What I was curious about was if we could develop a library like numpy with flexible APIs and that uses asmjs like type annotations and typed arrays to get better numerical computational performance. It that is achieved, then we get good APIs while getting better performance.

This library can be used directly since the API is easy-to-use. It can also be used as a feature filling library for compilers that targets JavaScript as the target language.

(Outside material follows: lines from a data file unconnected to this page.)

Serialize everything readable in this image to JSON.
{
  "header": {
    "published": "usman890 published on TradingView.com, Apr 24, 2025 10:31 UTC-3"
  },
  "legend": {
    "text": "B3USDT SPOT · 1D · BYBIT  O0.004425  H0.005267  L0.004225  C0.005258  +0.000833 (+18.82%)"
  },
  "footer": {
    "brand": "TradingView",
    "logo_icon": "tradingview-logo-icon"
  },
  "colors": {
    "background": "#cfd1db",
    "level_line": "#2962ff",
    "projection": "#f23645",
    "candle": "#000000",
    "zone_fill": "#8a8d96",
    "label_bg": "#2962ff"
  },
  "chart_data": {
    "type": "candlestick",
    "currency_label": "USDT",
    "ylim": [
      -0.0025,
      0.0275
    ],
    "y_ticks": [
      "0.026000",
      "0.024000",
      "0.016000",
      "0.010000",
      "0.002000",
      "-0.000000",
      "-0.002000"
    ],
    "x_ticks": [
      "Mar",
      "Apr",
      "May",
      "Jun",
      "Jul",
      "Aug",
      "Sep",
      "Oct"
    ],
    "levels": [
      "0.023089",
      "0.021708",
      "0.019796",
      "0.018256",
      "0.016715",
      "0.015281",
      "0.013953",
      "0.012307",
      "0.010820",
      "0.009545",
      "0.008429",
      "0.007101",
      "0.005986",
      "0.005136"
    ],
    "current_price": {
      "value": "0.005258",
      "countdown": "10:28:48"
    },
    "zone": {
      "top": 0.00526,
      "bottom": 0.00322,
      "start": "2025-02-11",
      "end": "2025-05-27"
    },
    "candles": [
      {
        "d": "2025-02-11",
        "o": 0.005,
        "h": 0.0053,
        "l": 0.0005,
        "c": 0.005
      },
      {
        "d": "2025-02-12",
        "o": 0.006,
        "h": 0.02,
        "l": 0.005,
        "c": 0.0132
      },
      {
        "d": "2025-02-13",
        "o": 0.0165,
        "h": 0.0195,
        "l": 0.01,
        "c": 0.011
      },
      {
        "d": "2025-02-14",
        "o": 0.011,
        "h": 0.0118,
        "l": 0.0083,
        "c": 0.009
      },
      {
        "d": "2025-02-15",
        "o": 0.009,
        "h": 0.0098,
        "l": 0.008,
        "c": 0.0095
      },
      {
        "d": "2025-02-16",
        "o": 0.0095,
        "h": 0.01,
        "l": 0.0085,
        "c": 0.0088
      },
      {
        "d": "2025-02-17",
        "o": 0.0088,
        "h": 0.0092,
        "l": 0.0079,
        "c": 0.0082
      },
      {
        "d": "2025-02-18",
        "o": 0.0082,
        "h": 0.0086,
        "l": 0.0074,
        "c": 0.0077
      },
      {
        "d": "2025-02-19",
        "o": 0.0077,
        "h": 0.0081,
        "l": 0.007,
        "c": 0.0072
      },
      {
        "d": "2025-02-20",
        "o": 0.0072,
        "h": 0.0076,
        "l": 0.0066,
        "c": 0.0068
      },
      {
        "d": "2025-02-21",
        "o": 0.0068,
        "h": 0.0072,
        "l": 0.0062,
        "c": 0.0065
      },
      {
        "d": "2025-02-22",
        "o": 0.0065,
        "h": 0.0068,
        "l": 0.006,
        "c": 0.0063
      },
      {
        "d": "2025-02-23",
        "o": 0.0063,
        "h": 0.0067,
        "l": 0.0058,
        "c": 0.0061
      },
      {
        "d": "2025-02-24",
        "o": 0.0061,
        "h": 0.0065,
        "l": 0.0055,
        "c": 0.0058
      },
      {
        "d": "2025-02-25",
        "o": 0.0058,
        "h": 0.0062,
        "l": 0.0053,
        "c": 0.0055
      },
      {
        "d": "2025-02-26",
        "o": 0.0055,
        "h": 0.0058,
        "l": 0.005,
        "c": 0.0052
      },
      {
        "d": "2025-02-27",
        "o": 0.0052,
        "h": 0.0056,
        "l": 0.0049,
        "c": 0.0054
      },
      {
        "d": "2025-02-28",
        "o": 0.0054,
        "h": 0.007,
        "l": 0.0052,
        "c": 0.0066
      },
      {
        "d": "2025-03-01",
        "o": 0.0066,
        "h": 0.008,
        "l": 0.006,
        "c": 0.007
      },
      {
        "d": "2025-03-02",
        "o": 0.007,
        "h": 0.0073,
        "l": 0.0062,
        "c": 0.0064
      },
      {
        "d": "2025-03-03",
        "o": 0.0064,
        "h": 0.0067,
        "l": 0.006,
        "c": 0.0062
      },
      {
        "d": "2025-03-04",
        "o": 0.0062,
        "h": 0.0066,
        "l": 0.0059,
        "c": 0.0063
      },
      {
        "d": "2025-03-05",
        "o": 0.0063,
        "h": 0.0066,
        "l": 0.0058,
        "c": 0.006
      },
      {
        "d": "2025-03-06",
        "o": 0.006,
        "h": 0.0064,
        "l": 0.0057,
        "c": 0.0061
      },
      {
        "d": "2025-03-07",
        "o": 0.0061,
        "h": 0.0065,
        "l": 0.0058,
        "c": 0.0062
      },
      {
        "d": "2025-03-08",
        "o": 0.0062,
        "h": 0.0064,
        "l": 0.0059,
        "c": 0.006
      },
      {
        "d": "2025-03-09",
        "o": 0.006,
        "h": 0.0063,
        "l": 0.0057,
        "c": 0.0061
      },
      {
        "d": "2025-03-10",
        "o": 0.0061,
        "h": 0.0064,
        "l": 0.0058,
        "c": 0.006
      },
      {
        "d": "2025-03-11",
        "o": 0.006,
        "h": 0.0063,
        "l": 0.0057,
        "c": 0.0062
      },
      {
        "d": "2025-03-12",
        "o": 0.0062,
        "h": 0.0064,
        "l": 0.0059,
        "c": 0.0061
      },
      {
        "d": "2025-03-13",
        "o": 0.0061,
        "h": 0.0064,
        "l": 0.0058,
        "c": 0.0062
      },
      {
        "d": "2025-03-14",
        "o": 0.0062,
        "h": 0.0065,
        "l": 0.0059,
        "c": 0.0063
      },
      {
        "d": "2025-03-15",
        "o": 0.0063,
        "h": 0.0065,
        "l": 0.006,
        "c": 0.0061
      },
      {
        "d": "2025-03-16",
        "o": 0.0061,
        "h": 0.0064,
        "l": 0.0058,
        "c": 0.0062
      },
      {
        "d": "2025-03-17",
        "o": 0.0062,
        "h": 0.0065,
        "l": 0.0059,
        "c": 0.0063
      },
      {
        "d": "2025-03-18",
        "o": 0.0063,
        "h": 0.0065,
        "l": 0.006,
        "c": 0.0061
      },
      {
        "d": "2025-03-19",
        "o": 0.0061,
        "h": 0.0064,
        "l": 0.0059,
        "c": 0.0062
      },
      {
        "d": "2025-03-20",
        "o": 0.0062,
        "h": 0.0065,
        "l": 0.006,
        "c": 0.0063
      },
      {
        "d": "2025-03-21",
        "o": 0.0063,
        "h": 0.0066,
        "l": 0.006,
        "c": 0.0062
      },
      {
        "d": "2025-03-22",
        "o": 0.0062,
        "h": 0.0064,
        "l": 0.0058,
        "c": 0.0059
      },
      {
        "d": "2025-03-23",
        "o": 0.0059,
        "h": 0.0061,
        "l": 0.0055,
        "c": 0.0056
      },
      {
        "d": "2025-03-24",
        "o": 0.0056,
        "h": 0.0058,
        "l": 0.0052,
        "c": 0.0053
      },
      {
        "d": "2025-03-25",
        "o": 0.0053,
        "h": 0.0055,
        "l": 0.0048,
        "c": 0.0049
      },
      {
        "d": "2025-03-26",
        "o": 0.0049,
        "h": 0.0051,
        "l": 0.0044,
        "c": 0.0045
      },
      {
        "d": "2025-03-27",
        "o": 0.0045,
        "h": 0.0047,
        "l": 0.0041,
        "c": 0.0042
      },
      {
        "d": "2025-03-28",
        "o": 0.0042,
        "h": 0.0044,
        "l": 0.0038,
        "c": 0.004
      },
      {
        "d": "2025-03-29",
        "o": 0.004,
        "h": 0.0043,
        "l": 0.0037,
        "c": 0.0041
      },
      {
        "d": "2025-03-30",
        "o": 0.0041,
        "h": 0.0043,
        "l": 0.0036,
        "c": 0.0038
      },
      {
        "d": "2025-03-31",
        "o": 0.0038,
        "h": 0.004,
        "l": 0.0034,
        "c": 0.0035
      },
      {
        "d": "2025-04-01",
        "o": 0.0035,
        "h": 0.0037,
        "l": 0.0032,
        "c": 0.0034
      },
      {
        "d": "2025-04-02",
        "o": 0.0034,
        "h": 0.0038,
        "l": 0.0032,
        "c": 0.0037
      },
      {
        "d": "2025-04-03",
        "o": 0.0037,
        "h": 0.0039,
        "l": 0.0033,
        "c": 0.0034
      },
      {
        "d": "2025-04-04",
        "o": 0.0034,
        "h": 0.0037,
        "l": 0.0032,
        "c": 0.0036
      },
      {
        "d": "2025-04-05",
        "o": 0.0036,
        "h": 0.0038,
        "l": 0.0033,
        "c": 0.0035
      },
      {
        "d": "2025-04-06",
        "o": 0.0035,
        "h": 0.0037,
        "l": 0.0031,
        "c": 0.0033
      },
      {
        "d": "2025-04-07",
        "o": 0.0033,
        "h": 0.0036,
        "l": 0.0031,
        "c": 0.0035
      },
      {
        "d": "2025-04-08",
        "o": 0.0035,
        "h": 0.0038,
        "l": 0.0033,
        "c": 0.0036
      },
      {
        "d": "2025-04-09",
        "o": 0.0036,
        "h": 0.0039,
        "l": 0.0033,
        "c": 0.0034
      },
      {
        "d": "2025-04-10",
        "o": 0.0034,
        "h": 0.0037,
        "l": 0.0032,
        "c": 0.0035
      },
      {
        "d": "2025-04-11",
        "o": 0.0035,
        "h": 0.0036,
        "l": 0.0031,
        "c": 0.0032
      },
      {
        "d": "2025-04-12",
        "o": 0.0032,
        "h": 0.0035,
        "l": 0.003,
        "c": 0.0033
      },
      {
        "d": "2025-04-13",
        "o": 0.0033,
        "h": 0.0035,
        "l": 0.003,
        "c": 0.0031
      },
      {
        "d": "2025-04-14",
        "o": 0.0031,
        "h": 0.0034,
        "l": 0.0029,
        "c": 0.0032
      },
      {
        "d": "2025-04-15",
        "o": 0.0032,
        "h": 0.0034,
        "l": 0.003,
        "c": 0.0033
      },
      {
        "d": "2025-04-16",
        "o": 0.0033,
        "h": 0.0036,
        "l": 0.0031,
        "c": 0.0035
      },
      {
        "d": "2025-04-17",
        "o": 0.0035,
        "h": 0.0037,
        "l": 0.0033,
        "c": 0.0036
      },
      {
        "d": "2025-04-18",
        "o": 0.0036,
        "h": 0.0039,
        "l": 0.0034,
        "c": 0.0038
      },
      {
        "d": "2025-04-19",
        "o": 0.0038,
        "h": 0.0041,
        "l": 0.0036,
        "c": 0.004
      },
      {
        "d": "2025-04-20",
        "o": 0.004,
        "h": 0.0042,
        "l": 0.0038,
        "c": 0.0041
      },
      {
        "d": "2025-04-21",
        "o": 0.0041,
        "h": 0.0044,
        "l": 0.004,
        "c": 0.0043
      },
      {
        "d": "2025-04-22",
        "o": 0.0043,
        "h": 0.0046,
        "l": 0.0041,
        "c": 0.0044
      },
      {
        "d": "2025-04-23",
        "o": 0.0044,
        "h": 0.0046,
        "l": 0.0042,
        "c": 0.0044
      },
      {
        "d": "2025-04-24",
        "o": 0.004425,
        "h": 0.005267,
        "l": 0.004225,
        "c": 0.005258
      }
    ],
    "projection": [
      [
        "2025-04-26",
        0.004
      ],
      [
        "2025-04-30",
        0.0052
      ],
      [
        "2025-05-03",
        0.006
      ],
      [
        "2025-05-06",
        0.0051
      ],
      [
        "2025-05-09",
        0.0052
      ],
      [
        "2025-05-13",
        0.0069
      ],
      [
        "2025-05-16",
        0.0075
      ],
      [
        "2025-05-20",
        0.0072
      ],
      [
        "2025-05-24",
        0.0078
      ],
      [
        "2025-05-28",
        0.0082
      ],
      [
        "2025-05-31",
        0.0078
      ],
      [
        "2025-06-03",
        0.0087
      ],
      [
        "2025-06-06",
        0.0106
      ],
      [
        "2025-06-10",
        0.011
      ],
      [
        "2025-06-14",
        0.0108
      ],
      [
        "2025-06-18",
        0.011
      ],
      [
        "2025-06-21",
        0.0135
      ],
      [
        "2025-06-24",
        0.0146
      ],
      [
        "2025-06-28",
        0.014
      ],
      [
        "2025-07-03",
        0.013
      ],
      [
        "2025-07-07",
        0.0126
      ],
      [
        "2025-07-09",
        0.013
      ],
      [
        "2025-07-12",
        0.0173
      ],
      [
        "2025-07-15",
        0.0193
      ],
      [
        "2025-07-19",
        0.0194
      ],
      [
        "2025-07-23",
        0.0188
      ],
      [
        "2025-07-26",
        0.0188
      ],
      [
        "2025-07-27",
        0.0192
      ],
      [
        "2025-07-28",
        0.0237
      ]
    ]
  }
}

For example, compilers targeting JavaScript from Matlab or R can make use of this library to generate JavaScript code that almost look like original code and abstract the source language features with this library.

// constructor: Int32Array(object, shape)
const intView = new Int32Array([1,2,3,4,5,6], [2,3]);
// 2x3 Int32 Matrix default row-major
/**  1 2 3
  *  4 5 6
  *  => [1, 2, 3, 4, 5, 6]
  */
console.log(intView.size);      // 6
console.log(intView.shape);     // [2, 3]
console.log(intView.stride);    // [3, 1]
console.log(intView.get(0,1));  // 2
// index: 0*3+1*1 = 1

const intView2 = intView.clone().reshape(3,2);
/**  1 2
 *   3 4
 *   5 6
 *   => [1, 2, 3, 4, 5, 6]
 */

// mn.zeros(shape [, className]);
const z = mn.zeros([6, 6]);
// Float64Array of shape 6x6

// mn.ones(shape [, className]);
const o = mn.ones([6, 6], Int32Array);
// Int32Array of shape 6x6 filled with 1

// mn.rand(shape [, className]);
const r = mn.rand([6, 6], Int32Array);
// Int32Array of shape 6x6 filled with random numbers

// mn.linspace(start, stop [, n [, className]]);
const l = mn.linspace(0, 99);
// Float64Array of size 100 filled 0 ... 99

// mn.range(start, stop [, step, [className]]);
const rn = mn.range(10, 1);
// Float64Array of size 10 filled 10 ... 1

// mn.identity(N [, className]);
const i = mn.identity(5, Uint8Array);
// Identity matrix of type Uint8Array and shape 5x5

mn.fill(matrix, value);
// Fills the matrix with given value

mn.cos(matrix);
// Point-vise cosine of elements.

const s = mn.sum(matrix);
// Sum of all matrix elements

const t = mn.transpose(matrix);
// Transpose of the matrix. This function does not return a new 
// copy of data but changes the shape and stride of the array.

const out = mn.add(in1, in2);
// pointwise addition of in1 and in2 matrices

Performance

For the performance part, I recreated the ostrich benchmarks with this library and compared the results with JavaScript no typed arrays, with typed arrays, compiled asm.js and C versions. We can guess that the library should perform better than no typed arrays and worse than compiled asm.js or C versions. Our aim is to lower the impact of the worse part and higher the impact of the better part. Checkout the results yourself and judge yourself if we achieved it or not. If you have patience, you can read the entire thesis.

TLDR;

It is possible to get really good numerical computation performance with JavaScript Typed Arrays and asm.js like constructs. You don't need to write the asm.js code by hand, you can just know a few constructs and JIT compiler will still be able to optimize your code very efficiently.